In 1997, I fell victim to two of the worst purchases I have ever made. On top of that, they both shared the name model name even though they were vastly different pieces of equipment.
In those days, I had been driving around in a Dodge Neon. I had a 1996 Dodge Neon. I had seen the car through some trade show something or other as a concept car and instantly fell madly in love with the car. In 1996, I convinced my wife that we should get one.
About a year or so later, I was having weird trouble with the car and
decided to get rid of it. I went shopping at the local Ford dealer and
came across a maroon sports sedan. Er, more like a compact sedan dressed
up to look sporty. That should have been by first warning sign.
Instead, it had bells and whistles I could have only dreamed about in my
base model Neon. No, this car had a much better stereo system, power
windows, power locks, remote trunk, fog lights, cool alloy wheels and a
spoiler on the back! And, it had a cool name: The Mercury Mystique!
As if that weren't enough, though, at the same time (or around the same time), I had upgraded my computer. I saw a very cool ad with a clown-mime joker dude in it for an amazing new video card. Granted, the card had come out in 1996, but I could finally afford it a year later. Not only was this a supposedly awesome video card, but it share the name of the car I had just bought! This was the Matrox Mystique! How cool was it to own a car and video card with the same name!? Yeah, I was a doof. (Heh-heh "WAS?!")

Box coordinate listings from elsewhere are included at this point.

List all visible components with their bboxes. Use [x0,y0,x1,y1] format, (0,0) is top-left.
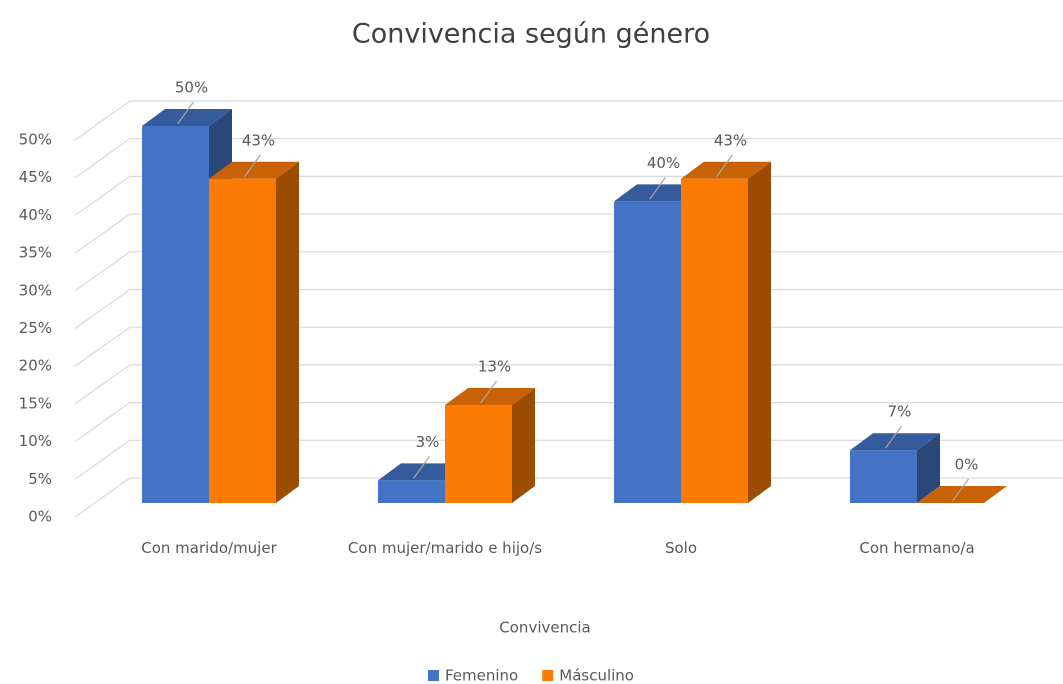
bar [445,387,535,503]
legend-swatch [428,670,439,681]
bar-front [445,404,512,503]
x-tick-label: Con marido/mujer [141,539,277,557]
leader-line [952,478,969,502]
data-label: 43% [242,131,275,149]
bar-front [378,480,445,503]
y-tick-label: 0% [28,508,52,526]
bar-top [445,387,535,405]
bar-side [917,433,940,503]
bar-top [681,161,771,179]
grid-line [74,100,1063,141]
bar-front [850,450,917,503]
y-tick-label: 10% [19,432,52,450]
y-tick-label: 40% [19,206,52,224]
bar [917,486,1007,503]
x-tick-label-box: Solo [664,539,698,557]
x-tick-label-box: Con marido/mujer [141,539,277,557]
y-tick-label: 50% [19,131,52,149]
data-label: 13% [478,357,511,375]
bar-side [748,161,771,503]
data-label: 43% [714,131,747,149]
leader-line [413,456,430,479]
chart-title: Convivencia según género [352,19,710,50]
bar-top [850,433,940,451]
legend-swatch [542,670,554,681]
bar-side [512,387,535,503]
data-label: 50% [175,79,208,97]
x-tick-label-box: Con hermano/a [859,539,975,557]
bar [209,161,299,503]
bar-front [209,178,276,503]
x-tick-label: Con hermano/a [859,539,975,557]
bar [850,433,940,503]
bar-front [142,126,209,503]
legend-label: Másculino [559,667,634,684]
bar [681,161,771,503]
data-label: 0% [955,456,979,474]
bar-front [614,201,681,503]
bar-top [209,161,299,179]
x-tick-label: Con mujer/marido e hijo/s [347,539,543,557]
x-tick-label: Solo [664,539,698,557]
data-label: 40% [647,154,680,172]
bar-top [142,109,232,126]
leader-line [649,177,666,200]
leader-line [244,154,261,178]
x-tick-label-box: Con mujer/marido e hijo/s [347,539,543,557]
data-label: 7% [888,403,912,421]
leader-line [716,154,733,178]
y-tick-label: 5% [28,470,52,488]
bar-front [681,178,748,503]
bar-side [276,161,299,503]
bar-top [917,486,1007,503]
y-tick-label: 15% [19,394,52,412]
y-tick-label: 20% [19,357,52,375]
grid-line [74,138,1063,179]
x-axis-title: Convivencia [499,619,590,637]
y-tick-label: 45% [19,168,52,186]
legend-label: Femenino [445,667,518,684]
leader-line [480,380,497,404]
data-label: 3% [416,433,440,451]
y-tick-label: 30% [19,281,52,299]
y-tick-label: 25% [19,319,52,337]
y-tick-label: 35% [19,244,52,262]
leader-line [885,425,902,449]
leader-line [177,101,194,125]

Turns out, as far as the car was concerned, the only "mystique" was how Ford managed to sell a crap-ton of these things on poor unsuspecting schmucks like me. This car was a piece of junk. The power window system failed (just after warranty), the engine ran like crap, the air conditioner gave out, it drank oil like a man drinking water in the desert. Just anything and everything that could go wrong went wrong all in this one car. I got rid of it in 2000 and bought a Chevy Impala. Now, THAT was one of my favorite cars ever. That's a story for another time.

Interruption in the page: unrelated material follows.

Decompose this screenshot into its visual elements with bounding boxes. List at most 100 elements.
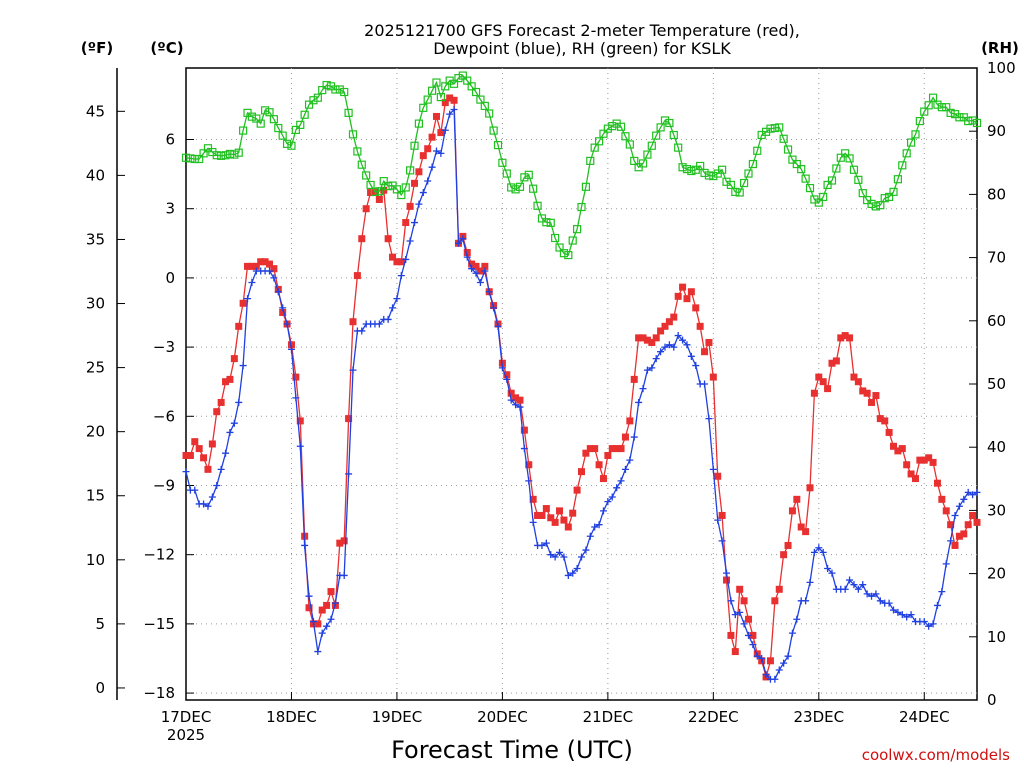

As for the video card, it ran my Windows installation at a higher resolution than whatever my previous card was. Nothing like squeezing more tiny dots onto a massive 19-inch CRT... As for gaming, though, I remember upping the resolution of certain games, but everything seemed muddy and blurry. It was like, in some games, I was playing with dirty glasses on. I bought some kind of daughter-card add-on for the card (TV tuner or video capture maybe), but it never worked. I even took it back to the store where I bought it and exchanged it. That one didn't work either. Now, it was still a better card than I had before, and even though it had been a year since initial release, the card still cost me a pretty penny that I didn't really have at the time. So, with the money invested and performance boost, I soldiered on with it until 2000 when I dove into the world of ATI and Nvidia graphics cards.
Both of the "Mystique"-branded equipment in life became unlovingly referred to as the "Mystakes." Both ended up being foolish purchases, which even to this day in 2020 I hold a deep hatred for both items. Though, I admit, I hate the Mercury far more than the video card.